His forehead furrowed, and he scooted over one seat to rest a hand on her shoulder. “It’s all right. You don’t have to say anything. I c
an tell it’s personal.”
“I’mamutant,” she mumbled and slapped her hands over her mouth.
Shit.
His eyes went wide. “Pardon?”
CHAPTER FOUR
Patrick didn’t think he’d heard her right. Had she said I’m a mutant? That was what her outburst had sounded like, and his hearing was a little better than the average man’s.
He cocked up an eyebrow. “I’m sorry?”
She closed her eyes and cringed. “That didn’t come out right. It’s not something I’ve had to explain a whole lot other than to lawyers and the unemployment commission and so on.”
“Lawyers?”
“Do you like soap operas?” she asked.
“Do I look I watch soap operas?” Hell, he didn’t even have a television at the cabin.

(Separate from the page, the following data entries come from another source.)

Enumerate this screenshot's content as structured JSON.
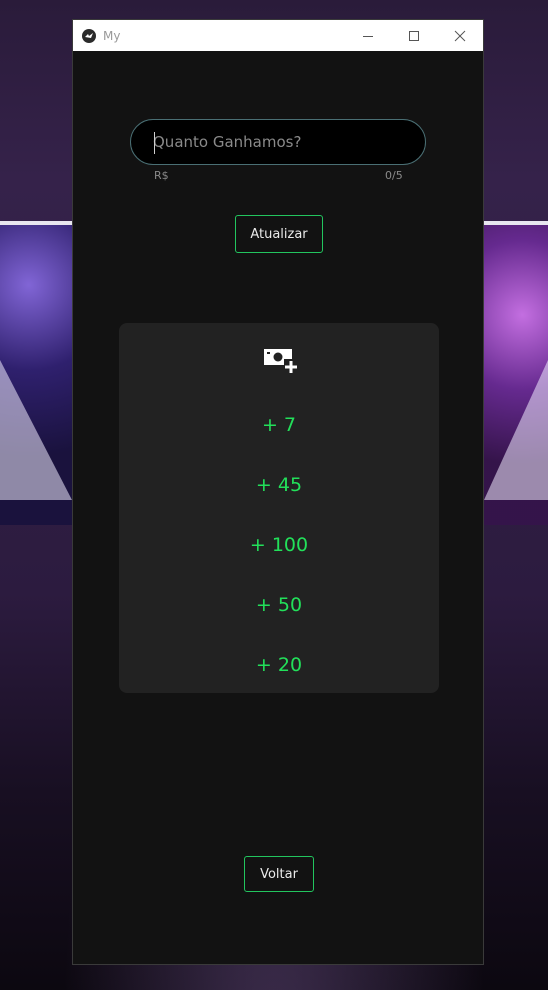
{
  "window": {
    "title": "My"
  },
  "form": {
    "placeholder": "Quanto Ganhamos?",
    "value": "",
    "prefix_hint": "R$",
    "counter": "0/5"
  },
  "buttons": {
    "update_label": "Atualizar",
    "back_label": "Voltar"
  },
  "earnings": {
    "icon": "money-add-icon",
    "items": [
      "+ 7",
      "+ 45",
      "+ 100",
      "+ 50",
      "+ 20"
    ]
  },
  "colors": {
    "accent": "#22e05a",
    "button_border": "#22c55e",
    "window_bg": "#121212",
    "card_bg": "#222222"
  }
}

Now it was her turn to eye him from head to toe. He hoped she found him nearly as attractive as he found her, although that was a tall order. Even when she was scowling, Dana Slade was one of the most attractive women he’d ever encountered in real life, and that was with almost no enhancement, make-up or otherwise.
“I imagine you sleep until noon most days, so I guess not.”
He laughed. “I wish I could sleep until noon. You’ve seen my kitchen manager. Would you let him have free reign of the place during the busy lunch hour?”
“Damn, that reminds me.” She patted her various pockets then leaned back to wedge her cell phone out of her pants. She dialed and put it up to her ear and stared at Patrick while she waited.
What’s she up to?
“Hey, Tamara. Do me a favor?”
His pulse raced and cold fear trickled through him.
Hadn’t she said she wouldn’t tell?
He found himself leaning in, waiting to grab the phone if necessary, but he kept his hands curled into loose fists to stave off the compulsion. If she were going to trust him, he’d give her the benefit of the doubt, no matter how hard that was.
“We don’t have a protocol for this, but I guess we need one. I found him. He’s safe. No foul play.” As if anticipating his reaction, she put a finger up to his lips and stilled them. Because she was very bright, she moved her finger away before he licked it, but he grabbed her hand in his two and gave it a gentle warning squeeze.